O child of man, Wombed in dark waters you retell Millenniums, image the terrestrial span From an unwitting cell To the new soul within her intricate shell, O child of man. O child of man, Whose infant eyes and groping mind Meet chaos and create the world again, You for yourself must find The toils we know, the truths we have divined – Yes, child of man. O child of man, You come to justify and bless The animal throes wherein your life began, And gently draw from us The milk of love, the most of tenderness, Dear child of man. So, child of man, Remind us what we have blindly willed – A slaughter of all innocents! You can Yet make this madness yield And lift the load of our stock-piling guilt, O child of man.
“Agnus Dei” is the seventh of nine titled sections of the poem “Requiem for the Living” by Cecil Day-Lewis, originally published in The Gate, and Other Poems (J. Cape, 1962) and compiled in The Complete Poems of C. Day Lewis (Stanford University Press, 1992).

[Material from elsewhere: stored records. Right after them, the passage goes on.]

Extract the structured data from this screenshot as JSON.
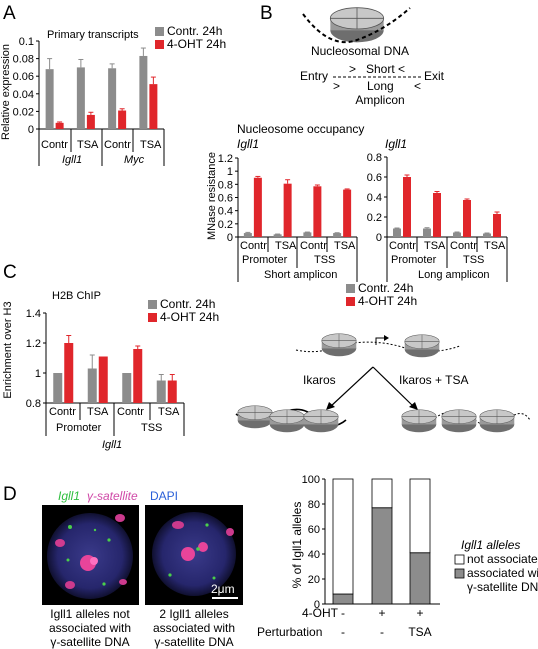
{
  "panels": {
    "A": {
      "label": "A",
      "title": "Primary transcripts",
      "ylabel": "Relative expression",
      "legend": [
        "Contr. 24h",
        "4-OHT 24h"
      ],
      "groups": [
        {
          "x1": [
            "Contr",
            "TSA"
          ],
          "x2": "Igll1"
        },
        {
          "x1": [
            "Contr",
            "TSA"
          ],
          "x2": "Myc"
        }
      ]
    },
    "B": {
      "label": "B",
      "nucleosome_label": "Nucleosomal DNA",
      "entry": "Entry",
      "exit": "Exit",
      "short": "Short",
      "long": "Long",
      "amplicon": "Amplicon",
      "gt": ">",
      "lt": "<",
      "occupancy_title": "Nucleosome occupancy",
      "gene": "Igll1",
      "ylabel": "MNase resistance",
      "left_x": [
        "Contr",
        "TSA",
        "Contr",
        "TSA"
      ],
      "left_x2": [
        "Promoter",
        "TSS"
      ],
      "left_x3": "Short amplicon",
      "right_x": [
        "Contr",
        "TSA",
        "Contr",
        "TSA"
      ],
      "right_x2": [
        "Promoter",
        "TSS"
      ],
      "right_x3": "Long amplicon",
      "legend": [
        "Contr. 24h",
        "4-OHT 24h"
      ]
    },
    "C": {
      "label": "C",
      "title": "H2B ChIP",
      "ylabel": "Enrichment over H3",
      "legend": [
        "Contr. 24h",
        "4-OHT 24h"
      ],
      "x1": [
        "Contr",
        "TSA",
        "Contr",
        "TSA"
      ],
      "x2": [
        "Promoter",
        "TSS"
      ],
      "x3": "Igll1",
      "ikaros": "Ikaros",
      "ikaros_tsa": "Ikaros + TSA"
    },
    "D": {
      "label": "D",
      "stain_green": "Igll1",
      "stain_magenta": "γ-satellite",
      "stain_blue": "DAPI",
      "scalebar": "2μm",
      "cap_left": [
        "Igll1 alleles not",
        "associated with",
        "γ-satellite DNA"
      ],
      "cap_right": [
        "2 Igll1 alleles",
        "associated with",
        "γ-satellite DNA"
      ],
      "ylabel": "% of Igll1 alleles",
      "row1_label": "4-OHT",
      "row2_label": "Perturbation",
      "row1": [
        "-",
        "+",
        "+"
      ],
      "row2": [
        "-",
        "-",
        "TSA"
      ],
      "legend_title": "Igll1 alleles",
      "legend": [
        "not associated",
        "associated with",
        "γ-satellite DNA"
      ]
    }
  },
  "colors": {
    "control": "#8c8c8c",
    "ohT": "#e0262b",
    "associated": "#8c8c8c",
    "not_associated": "#ffffff"
  },
  "chart_data": [
    {
      "type": "bar",
      "panel": "A",
      "title": "Primary transcripts",
      "ylabel": "Relative expression",
      "ylim": [
        0,
        0.1
      ],
      "yticks": [
        0,
        0.02,
        0.04,
        0.06,
        0.08,
        0.1
      ],
      "categories": [
        "Igll1 Contr",
        "Igll1 TSA",
        "Myc Contr",
        "Myc TSA"
      ],
      "series": [
        {
          "name": "Contr. 24h",
          "values": [
            0.068,
            0.07,
            0.069,
            0.083
          ],
          "err": [
            0.012,
            0.009,
            0.005,
            0.009
          ]
        },
        {
          "name": "4-OHT 24h",
          "values": [
            0.007,
            0.016,
            0.021,
            0.051
          ],
          "err": [
            0.001,
            0.003,
            0.002,
            0.008
          ]
        }
      ]
    },
    {
      "type": "bar",
      "panel": "B-short",
      "title": "Igll1",
      "ylabel": "MNase resistance",
      "ylim": [
        0,
        1.2
      ],
      "yticks": [
        0,
        0.2,
        0.4,
        0.6,
        0.8,
        1,
        1.2
      ],
      "categories": [
        "Promoter Contr",
        "Promoter TSA",
        "TSS Contr",
        "TSS TSA"
      ],
      "series": [
        {
          "name": "Contr. 24h",
          "values": [
            0.06,
            0.04,
            0.07,
            0.06
          ],
          "err": [
            0.01,
            0.005,
            0.005,
            0.005
          ]
        },
        {
          "name": "4-OHT 24h",
          "values": [
            0.9,
            0.81,
            0.77,
            0.72
          ],
          "err": [
            0.02,
            0.06,
            0.02,
            0.01
          ]
        }
      ]
    },
    {
      "type": "bar",
      "panel": "B-long",
      "title": "Igll1",
      "ylim": [
        0,
        0.8
      ],
      "yticks": [
        0,
        0.2,
        0.4,
        0.6,
        0.8
      ],
      "categories": [
        "Promoter Contr",
        "Promoter TSA",
        "TSS Contr",
        "TSS TSA"
      ],
      "series": [
        {
          "name": "Contr. 24h",
          "values": [
            0.085,
            0.085,
            0.045,
            0.035
          ],
          "err": [
            0.005,
            0.008,
            0.005,
            0.005
          ]
        },
        {
          "name": "4-OHT 24h",
          "values": [
            0.6,
            0.44,
            0.37,
            0.23
          ],
          "err": [
            0.02,
            0.015,
            0.01,
            0.02
          ]
        }
      ]
    },
    {
      "type": "bar",
      "panel": "C",
      "title": "H2B ChIP",
      "ylabel": "Enrichment over H3",
      "ylim": [
        0.8,
        1.4
      ],
      "yticks": [
        0.8,
        1,
        1.2,
        1.4
      ],
      "categories": [
        "Promoter Contr",
        "Promoter TSA",
        "TSS Contr",
        "TSS TSA"
      ],
      "series": [
        {
          "name": "Contr. 24h",
          "values": [
            1.0,
            1.03,
            1.0,
            0.95
          ],
          "err": [
            0,
            0.09,
            0,
            0.04
          ]
        },
        {
          "name": "4-OHT 24h",
          "values": [
            1.2,
            1.11,
            1.16,
            0.95
          ],
          "err": [
            0.05,
            0,
            0.02,
            0.04
          ]
        }
      ]
    },
    {
      "type": "bar",
      "panel": "D",
      "stacked": true,
      "ylabel": "% of Igll1 alleles",
      "ylim": [
        0,
        100
      ],
      "yticks": [
        0,
        20,
        40,
        60,
        80,
        100
      ],
      "categories": [
        "- / -",
        "+ / -",
        "+ / TSA"
      ],
      "series": [
        {
          "name": "associated with γ-satellite DNA",
          "values": [
            8,
            77,
            41
          ]
        },
        {
          "name": "not associated",
          "values": [
            92,
            23,
            59
          ]
        }
      ]
    }
  ]
}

Cecil Day-Lewis CBE (1904–1972) was one of the leading British poets of the 1930s, closely associated with W. H. Auden. He was born in Ireland of Anglo-Irish parents, his father a Church of Ireland clergyman, and was educated at Oxford, where he taught poetry from 1951 to 1956. In the 1940s he “turned from poetry of left-wing political statement to an individual lyricism expressed in more traditional forms” (Britannica) and served as poet laureate of England from 1968 until his death in 1972. In addition to writing poetry, he also wrote crime novels under the pseudonym Nicholas Blake, sixteen of which feature detective Nigel Strangeways. One of Day-Lewis’s four children is the actor Daniel Day-Lewis.